Cutting through the bullshit.

Friday 30 January 2009

Land rights when?

The ABC reported today

The [Northern] Territory Government and [Larrakia Aboriginal] traditional owners have reached an in-principle agreement over 65,000 hectares of land on the Cox Peninsula, ending the longest-running land claim in Australia's history.

The claim was first lodged in 1979.

Actually, according to a chronology by David Parsons published in the Indigenous law bulletin in 1998, what happened on 20 March 1979 was a

consolidated claim for entire area lodged by the Northern Land Council. The claim includes various islands and reefs to the west of the Cox Peninsula, Bynoe Harbour, Port Patterson, and the Cox Peninsula itself. This consolidated claim is what became known as the 'Kenbi Land Claim'. The original claimants, 7 named members of the Danggalaba clan, are replaced by 3 groups of Larrakia and Wagaitj people.

The first formal Larrakia land rights claim for the Cox Peninsula and adjoining islands dates to 23 September 1976.

On 22 December 1978, Parsons writes,

the Administrator of the NT makes regulations under the Town Planning Act (NT), which were notified in the Gazette of 29 December 1978. By these regulations the NT Government declares Cox Peninsula a portion of the town of Darwin (the expansion of the town from 142.4 km2 to 4,350 km2 makes it about 3 times the size of Greater London). The townships of Katherine, Tennant Creek and Alice Springs are similarly expanded. Section 3 of the Aboriginal Land Rights (NT) Act excludes 'land within a town' from claims under the Act.

The expansion of all the significant population centres in the NT well beyond any possible need provides an inkling of how desperately the NT government and the business interests were to prevent Indigenous people from securing rights to any of their land. When I write, ‘significant’ by the way, I use the term rather loosely – Darwin’s population of about 120,000 is four times that of the next largest town, Alice Springs. Katherine’s population is under 10,000, and Tennant Creek’s about 3000.

While Mandora, the nearest point to Darwin on the Cox Peninsula is just a 15 minute ferry ride from Darwin, it’s 138km by road.

Google Earth image

And after all that, the Larrakia will only be getting 52,000 of their 65,000 hectare claim declared Aboriginal land. Not only that, it’s not over yet, as the Commonwealth Government still has to seal the deal, and who knows how long that will take. I don’t believe it would be the first time a land claim has dragged on so long that none of the claimants live to see it settled.

1 comment:

  1. In Canada land claims go on for ever.

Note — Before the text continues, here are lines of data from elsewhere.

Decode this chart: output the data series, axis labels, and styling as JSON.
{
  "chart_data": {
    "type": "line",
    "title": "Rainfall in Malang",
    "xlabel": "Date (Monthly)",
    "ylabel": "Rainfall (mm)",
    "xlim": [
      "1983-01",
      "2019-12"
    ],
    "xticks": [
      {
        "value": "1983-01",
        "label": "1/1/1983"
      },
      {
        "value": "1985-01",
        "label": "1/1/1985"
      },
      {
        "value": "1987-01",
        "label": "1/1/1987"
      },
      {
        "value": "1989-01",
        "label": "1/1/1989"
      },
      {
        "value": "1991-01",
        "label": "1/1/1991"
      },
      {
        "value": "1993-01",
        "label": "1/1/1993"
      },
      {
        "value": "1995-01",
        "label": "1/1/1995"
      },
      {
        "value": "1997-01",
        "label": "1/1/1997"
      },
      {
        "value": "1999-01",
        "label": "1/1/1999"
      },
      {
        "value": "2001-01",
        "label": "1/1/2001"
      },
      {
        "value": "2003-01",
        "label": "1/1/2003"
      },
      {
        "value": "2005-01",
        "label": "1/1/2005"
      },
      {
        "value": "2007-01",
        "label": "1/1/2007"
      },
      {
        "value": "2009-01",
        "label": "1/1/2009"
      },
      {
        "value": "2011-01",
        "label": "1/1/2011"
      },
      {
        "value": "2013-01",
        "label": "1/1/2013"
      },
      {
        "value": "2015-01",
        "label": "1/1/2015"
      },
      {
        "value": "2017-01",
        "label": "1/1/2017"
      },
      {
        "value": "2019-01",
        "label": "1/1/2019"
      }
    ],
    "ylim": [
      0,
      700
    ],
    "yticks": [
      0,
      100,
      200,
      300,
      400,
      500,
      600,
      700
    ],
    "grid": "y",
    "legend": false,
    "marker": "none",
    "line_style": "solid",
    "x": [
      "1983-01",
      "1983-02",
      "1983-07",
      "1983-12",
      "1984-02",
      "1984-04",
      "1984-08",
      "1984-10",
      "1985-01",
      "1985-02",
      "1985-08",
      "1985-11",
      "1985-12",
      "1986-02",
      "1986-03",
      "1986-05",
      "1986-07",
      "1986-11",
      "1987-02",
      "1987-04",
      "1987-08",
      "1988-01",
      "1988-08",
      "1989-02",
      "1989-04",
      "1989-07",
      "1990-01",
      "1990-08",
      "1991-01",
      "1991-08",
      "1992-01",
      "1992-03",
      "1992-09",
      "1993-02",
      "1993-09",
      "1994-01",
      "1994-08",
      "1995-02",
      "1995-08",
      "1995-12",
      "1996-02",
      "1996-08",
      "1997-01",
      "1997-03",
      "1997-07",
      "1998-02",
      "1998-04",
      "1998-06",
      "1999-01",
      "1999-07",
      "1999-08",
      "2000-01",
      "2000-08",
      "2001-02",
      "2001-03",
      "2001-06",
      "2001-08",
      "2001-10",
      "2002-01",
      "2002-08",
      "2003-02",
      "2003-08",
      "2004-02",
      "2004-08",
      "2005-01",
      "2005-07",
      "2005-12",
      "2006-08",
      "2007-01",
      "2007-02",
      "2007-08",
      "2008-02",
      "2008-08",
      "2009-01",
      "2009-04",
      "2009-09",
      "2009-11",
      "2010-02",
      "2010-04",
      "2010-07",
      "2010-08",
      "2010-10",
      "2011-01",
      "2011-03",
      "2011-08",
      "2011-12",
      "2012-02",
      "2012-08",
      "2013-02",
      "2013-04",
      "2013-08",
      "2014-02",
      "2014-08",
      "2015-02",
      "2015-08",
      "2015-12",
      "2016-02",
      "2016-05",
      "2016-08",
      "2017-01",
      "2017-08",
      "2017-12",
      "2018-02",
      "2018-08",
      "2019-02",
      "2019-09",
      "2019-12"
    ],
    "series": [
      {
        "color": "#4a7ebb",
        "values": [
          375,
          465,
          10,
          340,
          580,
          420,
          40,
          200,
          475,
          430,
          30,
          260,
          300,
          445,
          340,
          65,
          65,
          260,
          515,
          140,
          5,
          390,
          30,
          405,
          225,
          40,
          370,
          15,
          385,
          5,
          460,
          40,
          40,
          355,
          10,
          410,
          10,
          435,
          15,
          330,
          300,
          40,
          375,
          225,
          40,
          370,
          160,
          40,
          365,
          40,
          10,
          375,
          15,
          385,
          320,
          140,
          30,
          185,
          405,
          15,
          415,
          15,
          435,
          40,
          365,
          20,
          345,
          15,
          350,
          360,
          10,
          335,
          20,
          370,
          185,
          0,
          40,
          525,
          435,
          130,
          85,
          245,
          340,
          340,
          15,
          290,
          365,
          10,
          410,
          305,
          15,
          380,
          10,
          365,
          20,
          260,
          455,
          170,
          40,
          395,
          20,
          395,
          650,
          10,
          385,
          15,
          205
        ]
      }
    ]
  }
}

There has been some militant action - blockading roads etc. in response.

    In the province of British Colombia a few land claims were finally settled - with the result that some non-natives became quite upset with the large size of the awards of land to the first nations people.

    (read they were probably far smaller than what was deserved, but some limited attempt at fairness was probably legislated.)

    This will have the unfortunate political effect of slowing down even further future land claims.

    Locally, the first nations groups have pulled out a document giving them title to land within 10 miles of the Grand River. Off the top of my head - that includes the city of Cambridge 100k(including land title to the apartment building my wife and I own (for one more day), possibly large sections of Kitchener 300k, Paris 12k, Brantford 85k, St. Jacobs 1.5k, Caledonia 10k (on going battles with first nations over different land claims), Dunville 12k, and who knows what other places. Total population maybe 750,000? I am not aware of any law protecting cities from land claims.

    One of the problems of land claims is that sometimes the same land is claimed by different native groups.

    In any case - while particular land in Canada my have conflicting ownership - or even outright warfare over it at the time of colonization (Huron and Iroquois for example) it is safe to say that none of it is European land. Any land that colonizers built on, no matter how obtained, or no matter what its status was, was stolen.